CHARACTERS

GEORGE - A complex and emotional Jack Russell Terrier (otherwise known as 'The Sickbag' by Simon*) adopted from Battersea Dogs home by:-

PHILIPPA - (or 'Pips' to George), late 30's, single, lives in Islington, works as a P.A. for:-

SIMON* - Director of the company, late 30's. Otherwise known as 'The Tosser' by George.

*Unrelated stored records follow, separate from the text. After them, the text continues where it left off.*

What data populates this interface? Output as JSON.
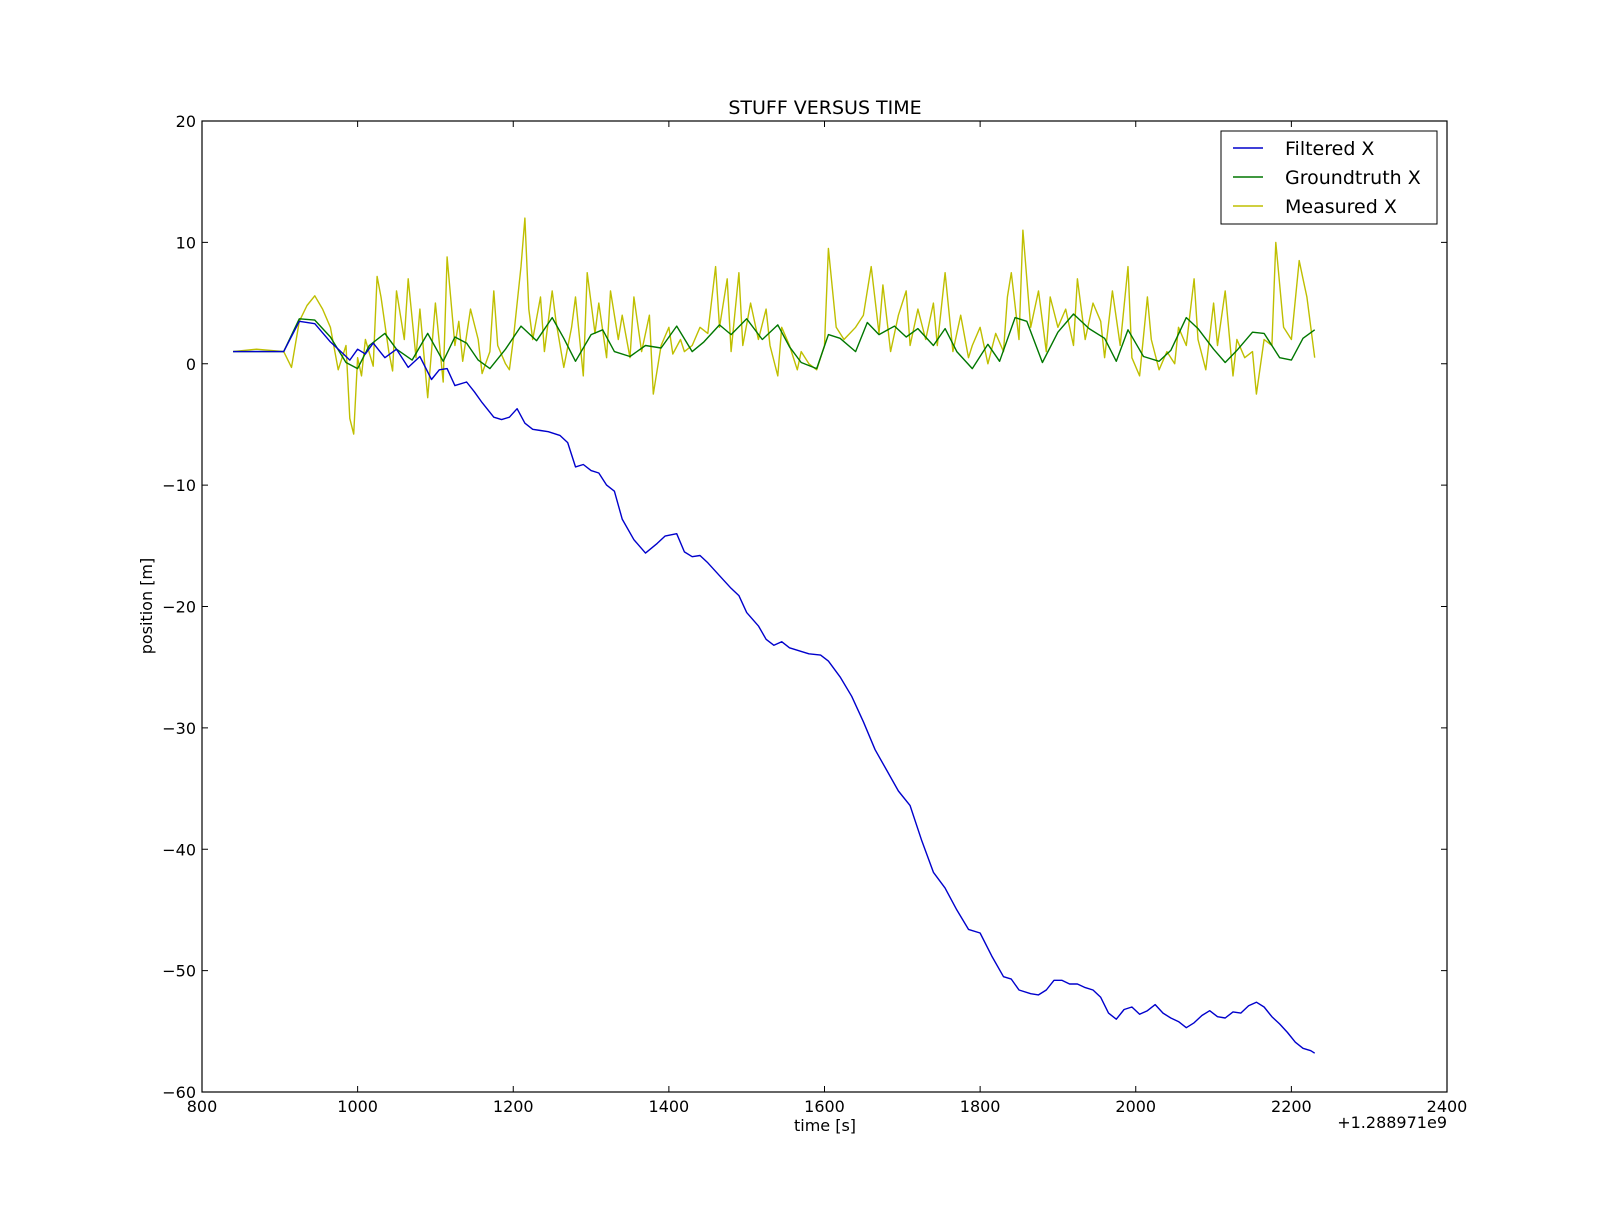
{
  "chart_data": {
    "type": "line",
    "title": "STUFF VERSUS TIME",
    "xlabel": "time [s]",
    "ylabel": "position [m]",
    "x_offset_label": "+1.288971e9",
    "xlim": [
      800,
      2400
    ],
    "ylim": [
      -60,
      20
    ],
    "x_ticks": [
      800,
      1000,
      1200,
      1400,
      1600,
      1800,
      2000,
      2200,
      2400
    ],
    "x_tick_labels": [
      "800",
      "1000",
      "1200",
      "1400",
      "1600",
      "1800",
      "2000",
      "2200",
      "2400"
    ],
    "y_ticks": [
      20,
      10,
      0,
      -10,
      -20,
      -30,
      -40,
      -50,
      -60
    ],
    "y_tick_labels": [
      "20",
      "10",
      "0",
      "−10",
      "−20",
      "−30",
      "−40",
      "−50",
      "−60"
    ],
    "grid": false,
    "legend_position": "top-right",
    "series": [
      {
        "name": "Filtered X",
        "color": "#0000cc",
        "x": [
          840,
          905,
          925,
          945,
          965,
          980,
          990,
          1000,
          1010,
          1020,
          1035,
          1050,
          1065,
          1080,
          1095,
          1105,
          1115,
          1125,
          1140,
          1150,
          1160,
          1175,
          1185,
          1195,
          1205,
          1215,
          1225,
          1235,
          1245,
          1260,
          1270,
          1280,
          1290,
          1300,
          1310,
          1320,
          1330,
          1340,
          1355,
          1370,
          1385,
          1395,
          1410,
          1420,
          1430,
          1440,
          1450,
          1470,
          1480,
          1490,
          1500,
          1515,
          1525,
          1535,
          1545,
          1555,
          1570,
          1580,
          1595,
          1605,
          1620,
          1635,
          1650,
          1665,
          1680,
          1695,
          1710,
          1725,
          1740,
          1755,
          1770,
          1785,
          1800,
          1815,
          1830,
          1840,
          1850,
          1865,
          1875,
          1885,
          1895,
          1905,
          1915,
          1925,
          1935,
          1945,
          1955,
          1965,
          1975,
          1985,
          1995,
          2005,
          2015,
          2025,
          2035,
          2045,
          2055,
          2065,
          2075,
          2085,
          2095,
          2105,
          2115,
          2125,
          2135,
          2145,
          2155,
          2165,
          2175,
          2185,
          2195,
          2205,
          2215,
          2225,
          2230
        ],
        "y": [
          1,
          1,
          3.5,
          3.3,
          1.8,
          0.9,
          0.3,
          1.2,
          0.8,
          1.7,
          0.5,
          1.2,
          -0.3,
          0.6,
          -1.3,
          -0.5,
          -0.4,
          -1.8,
          -1.5,
          -2.3,
          -3.2,
          -4.4,
          -4.6,
          -4.4,
          -3.7,
          -4.9,
          -5.4,
          -5.5,
          -5.6,
          -5.9,
          -6.5,
          -8.5,
          -8.3,
          -8.8,
          -9.0,
          -10.0,
          -10.5,
          -12.8,
          -14.5,
          -15.6,
          -14.8,
          -14.2,
          -14.0,
          -15.5,
          -15.9,
          -15.8,
          -16.4,
          -17.8,
          -18.5,
          -19.1,
          -20.5,
          -21.6,
          -22.7,
          -23.2,
          -22.9,
          -23.4,
          -23.7,
          -23.9,
          -24.0,
          -24.5,
          -25.8,
          -27.4,
          -29.5,
          -31.8,
          -33.5,
          -35.2,
          -36.4,
          -39.3,
          -41.9,
          -43.2,
          -45.0,
          -46.6,
          -46.9,
          -48.8,
          -50.5,
          -50.7,
          -51.6,
          -51.9,
          -52.0,
          -51.6,
          -50.8,
          -50.8,
          -51.1,
          -51.1,
          -51.4,
          -51.6,
          -52.2,
          -53.5,
          -54.0,
          -53.2,
          -53.0,
          -53.6,
          -53.3,
          -52.8,
          -53.5,
          -53.9,
          -54.2,
          -54.7,
          -54.3,
          -53.7,
          -53.3,
          -53.8,
          -53.9,
          -53.4,
          -53.5,
          -52.9,
          -52.6,
          -53.0,
          -53.8,
          -54.4,
          -55.1,
          -55.9,
          -56.4,
          -56.6,
          -56.8
        ],
        "filtered_note": ""
      },
      {
        "name": "Groundtruth X",
        "color": "#007700",
        "x": [
          840,
          905,
          925,
          945,
          965,
          985,
          1000,
          1015,
          1035,
          1050,
          1070,
          1090,
          1110,
          1125,
          1140,
          1155,
          1170,
          1190,
          1210,
          1230,
          1250,
          1265,
          1280,
          1300,
          1315,
          1330,
          1350,
          1370,
          1390,
          1410,
          1430,
          1445,
          1465,
          1480,
          1500,
          1520,
          1540,
          1555,
          1570,
          1590,
          1605,
          1620,
          1640,
          1655,
          1670,
          1690,
          1705,
          1720,
          1740,
          1755,
          1770,
          1790,
          1810,
          1825,
          1845,
          1860,
          1880,
          1900,
          1920,
          1940,
          1960,
          1975,
          1990,
          2010,
          2030,
          2045,
          2065,
          2080,
          2100,
          2115,
          2130,
          2150,
          2165,
          2185,
          2200,
          2215,
          2230
        ],
        "y": [
          1,
          1,
          3.7,
          3.6,
          2.2,
          0.1,
          -0.4,
          1.5,
          2.5,
          1.2,
          0.3,
          2.5,
          0.2,
          2.2,
          1.7,
          0.3,
          -0.4,
          1.2,
          3.1,
          1.9,
          3.8,
          2.1,
          0.2,
          2.4,
          2.8,
          1.0,
          0.6,
          1.5,
          1.3,
          3.1,
          1.0,
          1.8,
          3.2,
          2.4,
          3.7,
          2.0,
          3.2,
          1.4,
          0.1,
          -0.4,
          2.4,
          2.1,
          1.0,
          3.4,
          2.4,
          3.1,
          2.2,
          2.9,
          1.5,
          2.9,
          1.0,
          -0.4,
          1.6,
          0.2,
          3.8,
          3.5,
          0.1,
          2.6,
          4.1,
          2.9,
          2.1,
          0.2,
          2.8,
          0.6,
          0.2,
          1.1,
          3.8,
          2.9,
          1.2,
          0.1,
          1.1,
          2.6,
          2.5,
          0.5,
          0.3,
          2.1,
          2.8
        ],
        "filtered_note": ""
      },
      {
        "name": "Measured X",
        "color": "#bfbf00",
        "x": [
          840,
          870,
          905,
          915,
          925,
          935,
          945,
          955,
          965,
          975,
          985,
          990,
          995,
          1000,
          1005,
          1010,
          1020,
          1025,
          1030,
          1040,
          1045,
          1050,
          1060,
          1065,
          1075,
          1080,
          1090,
          1095,
          1100,
          1110,
          1115,
          1125,
          1130,
          1135,
          1145,
          1155,
          1160,
          1170,
          1175,
          1180,
          1190,
          1195,
          1200,
          1210,
          1215,
          1220,
          1225,
          1235,
          1240,
          1250,
          1255,
          1265,
          1275,
          1280,
          1290,
          1295,
          1305,
          1310,
          1320,
          1325,
          1335,
          1340,
          1350,
          1355,
          1365,
          1375,
          1380,
          1390,
          1400,
          1405,
          1415,
          1420,
          1430,
          1440,
          1450,
          1460,
          1465,
          1475,
          1480,
          1490,
          1495,
          1505,
          1515,
          1525,
          1530,
          1540,
          1545,
          1555,
          1565,
          1570,
          1580,
          1590,
          1600,
          1605,
          1615,
          1625,
          1640,
          1650,
          1660,
          1670,
          1675,
          1685,
          1695,
          1705,
          1710,
          1720,
          1730,
          1740,
          1745,
          1755,
          1765,
          1775,
          1785,
          1790,
          1800,
          1810,
          1820,
          1830,
          1835,
          1840,
          1850,
          1855,
          1865,
          1875,
          1885,
          1890,
          1900,
          1910,
          1920,
          1925,
          1935,
          1945,
          1955,
          1960,
          1970,
          1980,
          1990,
          1995,
          2005,
          2015,
          2020,
          2030,
          2040,
          2050,
          2055,
          2065,
          2075,
          2080,
          2090,
          2100,
          2105,
          2115,
          2125,
          2130,
          2140,
          2150,
          2155,
          2165,
          2175,
          2180,
          2190,
          2200,
          2210,
          2215,
          2220,
          2225,
          2230
        ],
        "y": [
          1,
          1.2,
          1,
          -0.3,
          3.5,
          4.8,
          5.6,
          4.5,
          3.0,
          -0.5,
          1.5,
          -4.5,
          -5.8,
          0.5,
          -1.0,
          2.0,
          -0.2,
          7.2,
          5.5,
          1.0,
          -0.6,
          6.0,
          2.0,
          7.0,
          0.5,
          4.5,
          -2.8,
          1.0,
          5.0,
          -1.5,
          8.8,
          1.5,
          3.5,
          0.2,
          4.5,
          2.0,
          -0.8,
          1.0,
          6.0,
          1.5,
          0.0,
          -0.5,
          2.0,
          8.0,
          12.0,
          4.5,
          2.0,
          5.5,
          1.0,
          6.0,
          3.5,
          -0.3,
          3.0,
          5.5,
          -1.0,
          7.5,
          2.5,
          5.0,
          0.5,
          6.0,
          2.0,
          4.0,
          0.5,
          5.5,
          1.0,
          4.0,
          -2.5,
          1.5,
          3.0,
          0.8,
          2.0,
          1.0,
          1.5,
          3.0,
          2.5,
          8.0,
          3.0,
          7.0,
          1.0,
          7.5,
          1.5,
          5.0,
          2.0,
          4.5,
          1.5,
          -1.0,
          3.0,
          1.5,
          -0.5,
          1.0,
          0.0,
          -0.5,
          1.5,
          9.5,
          3.0,
          2.0,
          3.0,
          4.0,
          8.0,
          2.5,
          6.5,
          1.0,
          4.0,
          6.0,
          1.5,
          4.5,
          2.0,
          5.0,
          1.5,
          7.5,
          1.0,
          4.0,
          0.5,
          1.5,
          3.0,
          0.0,
          2.5,
          1.0,
          5.5,
          7.5,
          2.0,
          11.0,
          3.0,
          6.0,
          1.0,
          5.5,
          3.0,
          4.5,
          1.5,
          7.0,
          2.0,
          5.0,
          3.5,
          0.5,
          6.0,
          1.5,
          8.0,
          0.5,
          -1.0,
          5.5,
          2.0,
          -0.5,
          1.0,
          0.0,
          3.0,
          1.5,
          7.0,
          2.0,
          -0.5,
          5.0,
          1.5,
          6.0,
          -1.0,
          2.0,
          0.5,
          1.0,
          -2.5,
          2.0,
          1.5,
          10.0,
          3.0,
          2.0,
          8.5,
          7.0,
          5.5,
          3.0,
          0.5
        ],
        "filtered_note": ""
      }
    ]
  }
}
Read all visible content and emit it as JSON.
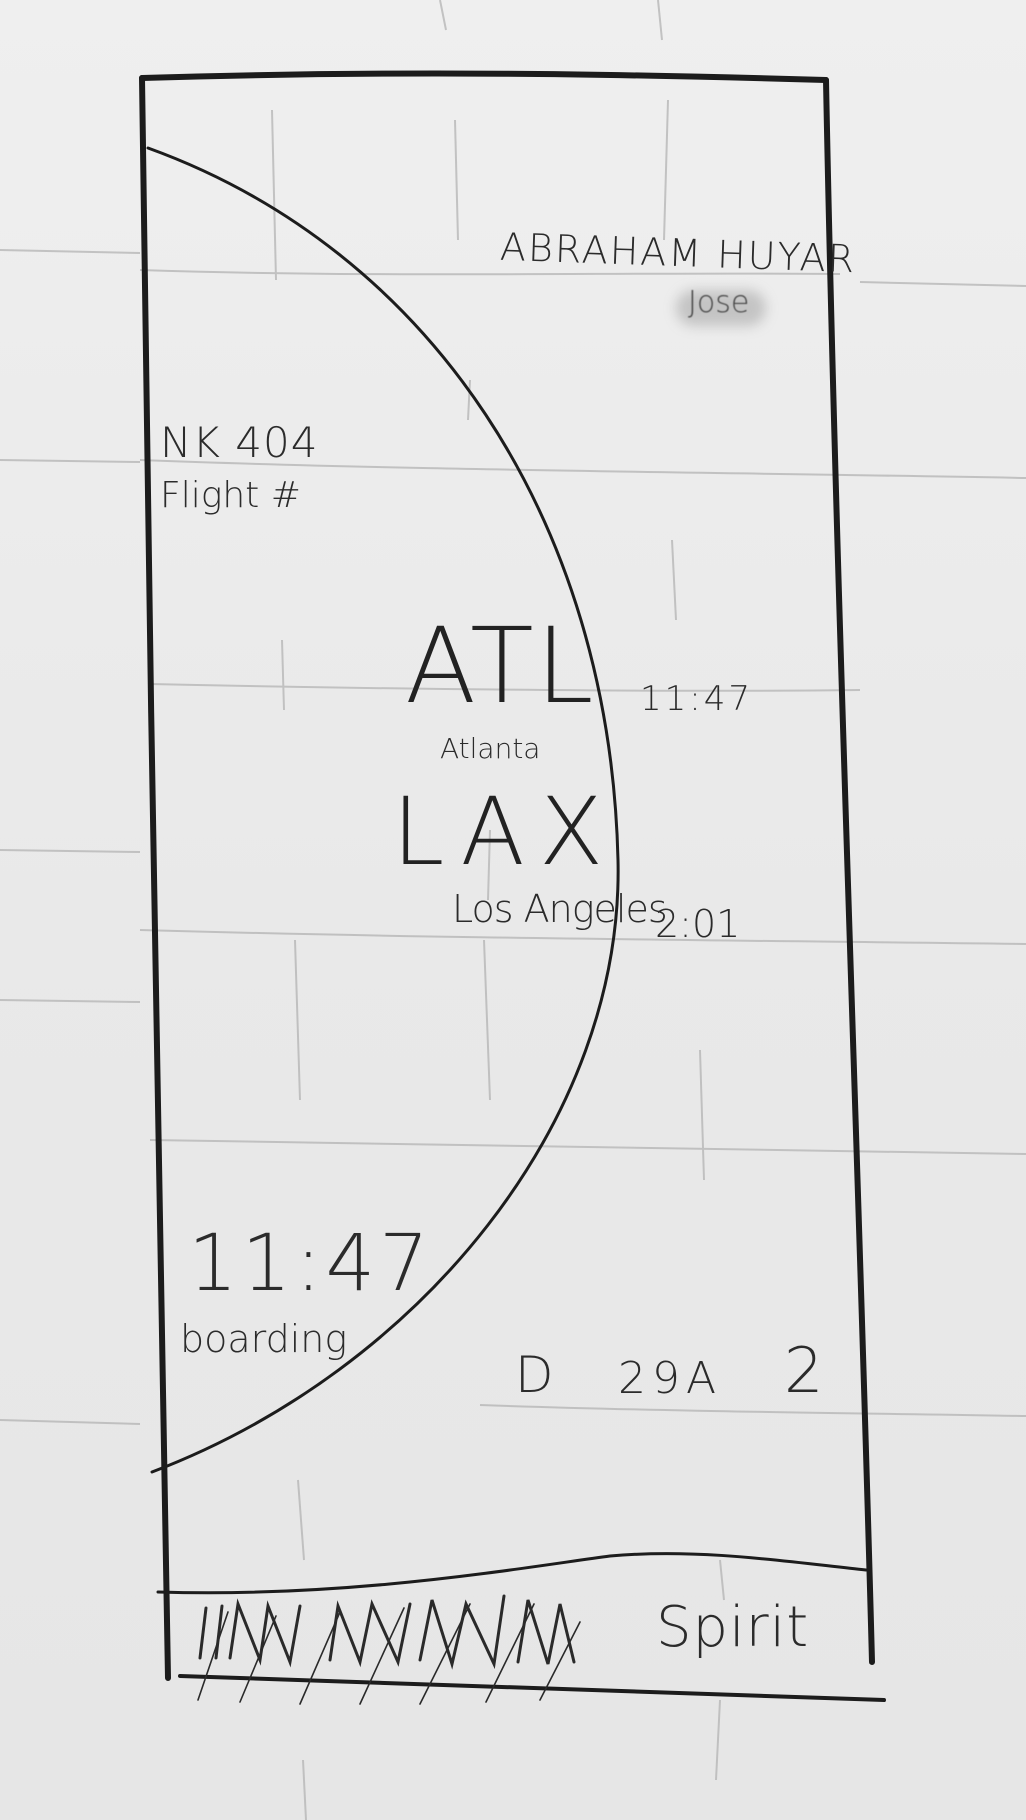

FREDDIE - West Highland Terrier, George's best friend and owned by:-

TERRY - who lives nearby

RUTHIE FIELDS - Cairn Terrier who is walked in the neighbouring gardens by her owner:-

ELLIOT - widower, late 70's, American


Following on from last week's episode...


Tuesday

Hundred and One


'George no! I don't want to have to pick you up every time. Come on'.
Just because the 38 is a double-decker now Pips does not mean we have to go on it EVERY DAY.
'You're filthy and you'll make my new coat mucky'.
Well if you had bought the black one you wouldn't notice if it got a bit dirty/
'Come on!'
but you had to insist on buying the pale blue one.
'Quickly George. Hurry up!'
I told you to buy the black one but oh no, don't mind me/
'That's it'.
No don't pick me up!
'We'll miss the bus George'.
PUT ME DOWN! PUT ME DOWN PIPS!
'You make me so cross'.
It's a shame we have to pay every time we go on the bus these days by the way. At least with the bendy buses we could get on the back door and we didn't have to. You always did but that was your fault. You shouldn't have paid Pips. It was the least we could not do when the MP's were busy ripping us off with their expense/
'OK George I'm putting you down. Oh no, look at my new coat!'
I'm going upstairs, I'm going upstairs/
'George don't pull. You're tripping people up... I'm sorry, my dog likes to be up...'
PIPS! There's someone in our seat. There's SOMEONE SITTING IN OUR SEAT!
'Ssssh. What's the matter?... No, let's sit behind'.
'It's OK love, I'm getting off at the next stop if you want to sit here'.
Yes we do want to sit here because it's our seat isn't it Pips?
'Really? OK thanks'.
You sit there Pips and I'LL SIT HERE!
'Stop barking on the bus George'.
Why are you whispering?
'We can't always sit at the front'.
But I need to see where we're going.
'Just behave. Ooops. OW! Shit! George?... Are you OK?..... George?'


'Philippa I need to call a meeting for the whole office'.
'Right'.
'Can you find out when Jason's free and set a date? What's wrong with the sickbag this morning? Not like him to be asleep in his basket'.
'We were coming in on the bus and we were sitting on the top at the front and it stopped suddenly and/'
'Oh no don't tell me. The sickbag was thrown forward and smacked into the glass!'
'Well it wasn't/'
'Hey sickbag! Did you end up on the floor? Fantastic! I can see it now. It's probably his favourite seat too. Top front - so he can see what's going on - and you're cruising along nicely and suddenly.... WHAM!'
'No it/'
'No wonder his nose is looking a bit put out of joint. Probably is'.
'Really? Does it...?'
'Yeah. It's got a kink to the right'.
'Has it?'
'Yeah. Can't you see it?'
'Not....'.
'Yeah it goes straight and then sort of turns right'.
'I can't.../'.
'Well, love is blind as they say. Anyway so can we set a date for this meeting sometime in the next couple of weeks?'
'What's it about? Does Jason...?'
'Restructuring'.
'Oh'.
'Of the company. Not the sickbag's nose!'
Very fuddy Sibod. I ab dot asleep ad by dose is a bit dumb that is all. Ad you can't restructure a combady that has ndo structure in the first place you tosser.